One of the main issues to overcome is that Maori and Pacific Islanders can find big law firms intimidating, he told NZ Lawyer.
“We received informal feedback that some of these students were ‘self-selecting’ out of applying for roles at corporate law firms,” McDiarmid said. “We are seen by some Maori and Pacific Islanders as large, intimidating, largely ‘white males’ and that the values may not align with their own.”
There also seems to be some gaps between how working commercial law is perceived and the reality, he added, particularly around alignment with people’s ideals and values.
McDiarmid went on to say the firm had initiated a number of programs to address these perceptions.
“We have introduced unconscious bias training for the recruitment team and partners, and are keen to encourage a more diverse range of applicants as part of our scholarship and university recruitment process.”
The firm has been working with the Maori and Pacific Island Law Students’ Associations at all major universities, holding application information sessions for students which help break down any perceived barriers for recruitment.

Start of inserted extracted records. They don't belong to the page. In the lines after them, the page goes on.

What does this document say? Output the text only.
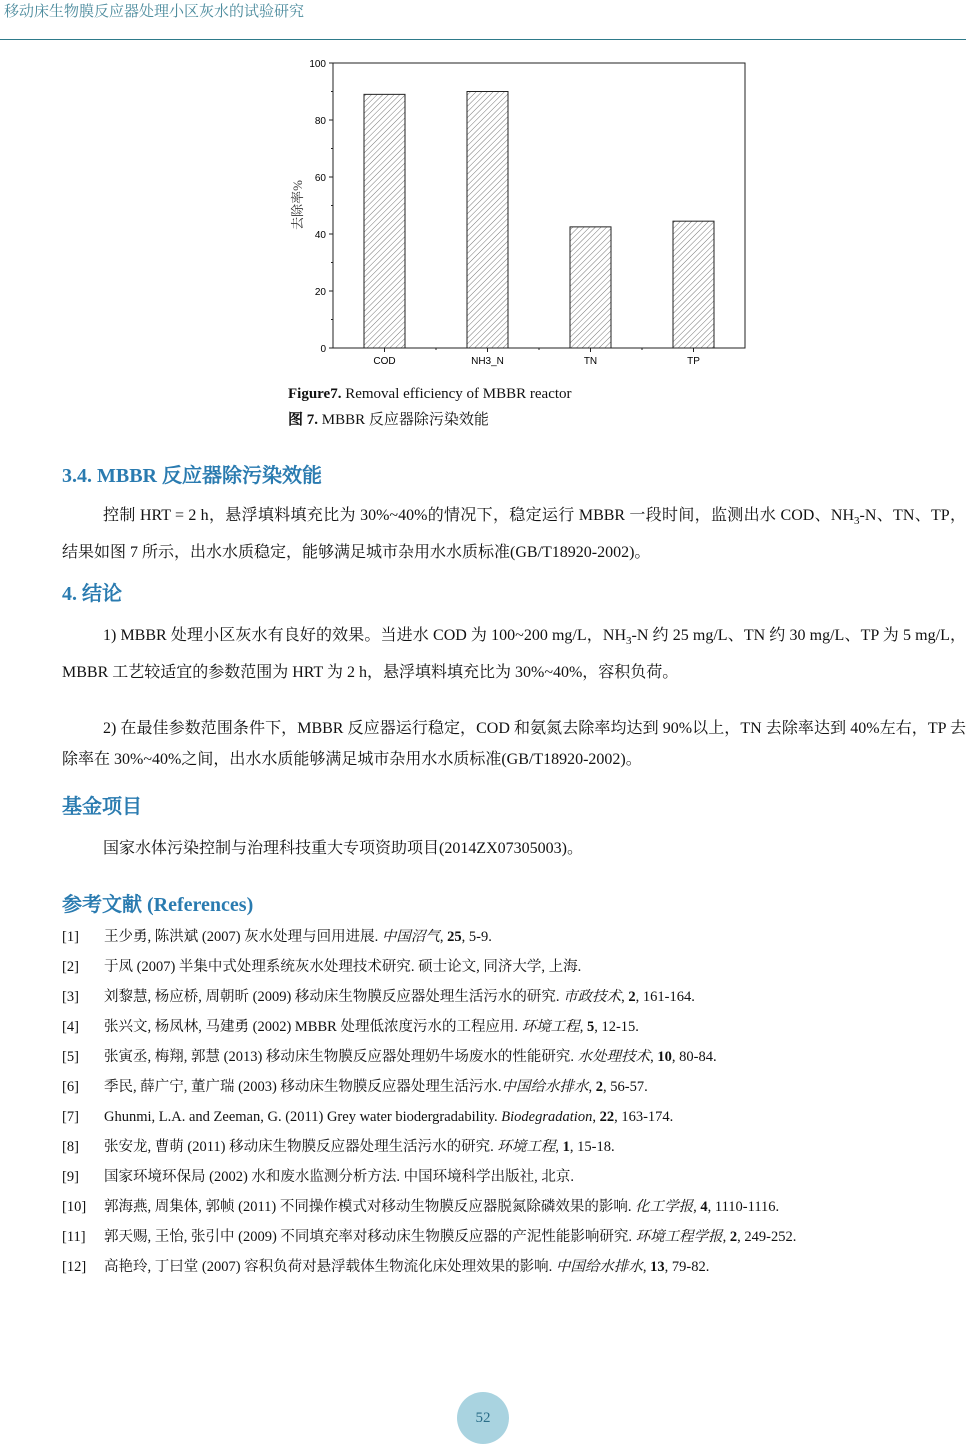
移动床生物膜反应器处理小区灰水的试验研究
0
20
40
60
80
100
COD	NH3_N	TN	TP
去除率%
Figure7. Removal efficiency of MBBR reactor
图 7. MBBR 反应器除污染效能
3.4. MBBR 反应器除污染效能
控制 HRT = 2 h，悬浮填料填充比为 30%~40%的情况下，稳定运行 MBBR 一段时间，监测出水 COD、$NH_3-N$、TN、TP，结果如图 7 所示，出水水质稳定，能够满足城市杂用水水质标准(GB/T18920-2002)。
4. 结论
1) MBBR 处理小区灰水有良好的效果。当进水 COD 为 100~200 mg/L，$NH_3-N$ 约 25 mg/L、TN 约 30 mg/L、TP 为 5 mg/L，MBBR 工艺较适宜的参数范围为 HRT 为 2 h，悬浮填料填充比为 30%~40%，容积负荷。
2) 在最佳参数范围条件下，MBBR 反应器运行稳定，COD 和氨氮去除率均达到 90%以上，TN 去除率达到 40%左右，TP 去除率在 30%~40%之间，出水水质能够满足城市杂用水水质标准(GB/T18920-2002)。
基金项目
国家水体污染控制与治理科技重大专项资助项目(2014ZX07305003)。
参考文献 (References)
[1]	王少勇, 陈洪斌 (2007) 灰水处理与回用进展. 中国沼气, 25, 5-9.
[2]	于凤 (2007) 半集中式处理系统灰水处理技术研究. 硕士论文, 同济大学, 上海.
[3]	刘黎慧, 杨应桥, 周朝昕 (2009) 移动床生物膜反应器处理生活污水的研究. 市政技术, 2, 161-164.
[4]	张兴文, 杨凤林, 马建勇 (2002) MBBR 处理低浓度污水的工程应用. 环境工程, 5, 12-15.
[5]	张寅丞, 梅翔, 郭慧 (2013) 移动床生物膜反应器处理奶牛场废水的性能研究. 水处理技术, 10, 80-84.
[6]	季民, 薛广宁, 董广瑞 (2003) 移动床生物膜反应器处理生活污水.中国给水排水, 2, 56-57.
[7]	Ghunmi, L.A. and Zeeman, G. (2011) Grey water biodergradability. Biodegradation, 22, 163-174.
[8]	张安龙, 曹萌 (2011) 移动床生物膜反应器处理生活污水的研究. 环境工程, 1, 15-18.
[9]	国家环境环保局 (2002) 水和废水监测分析方法. 中国环境科学出版社, 北京.
[10]	郭海燕, 周集体, 郭帧 (2011) 不同操作模式对移动生物膜反应器脱氮除磷效果的影响. 化工学报, 4, 1110-1116.
[11]	郭天赐, 王怡, 张引中 (2009) 不同填充率对移动床生物膜反应器的产泥性能影响研究. 环境工程学报, 2, 249-252.
[12]	高艳玲, 丁曰堂 (2007) 容积负荷对悬浮载体生物流化床处理效果的影响. 中国给水排水, 13, 79-82.
52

The feedback to these initiatives has been positive and will continue to shape the content of all future diversity initiatives, he said, adding that he hopes the firm will eventually become a working environment that is welcoming and inclusive to students from all cultures.
“Our own client-base is a diverse mix so it makes sense to recruit people that our wide range of clients can connect with. It’s about getting this message across to those considering their career options in order to attract a more diverse talent pool.”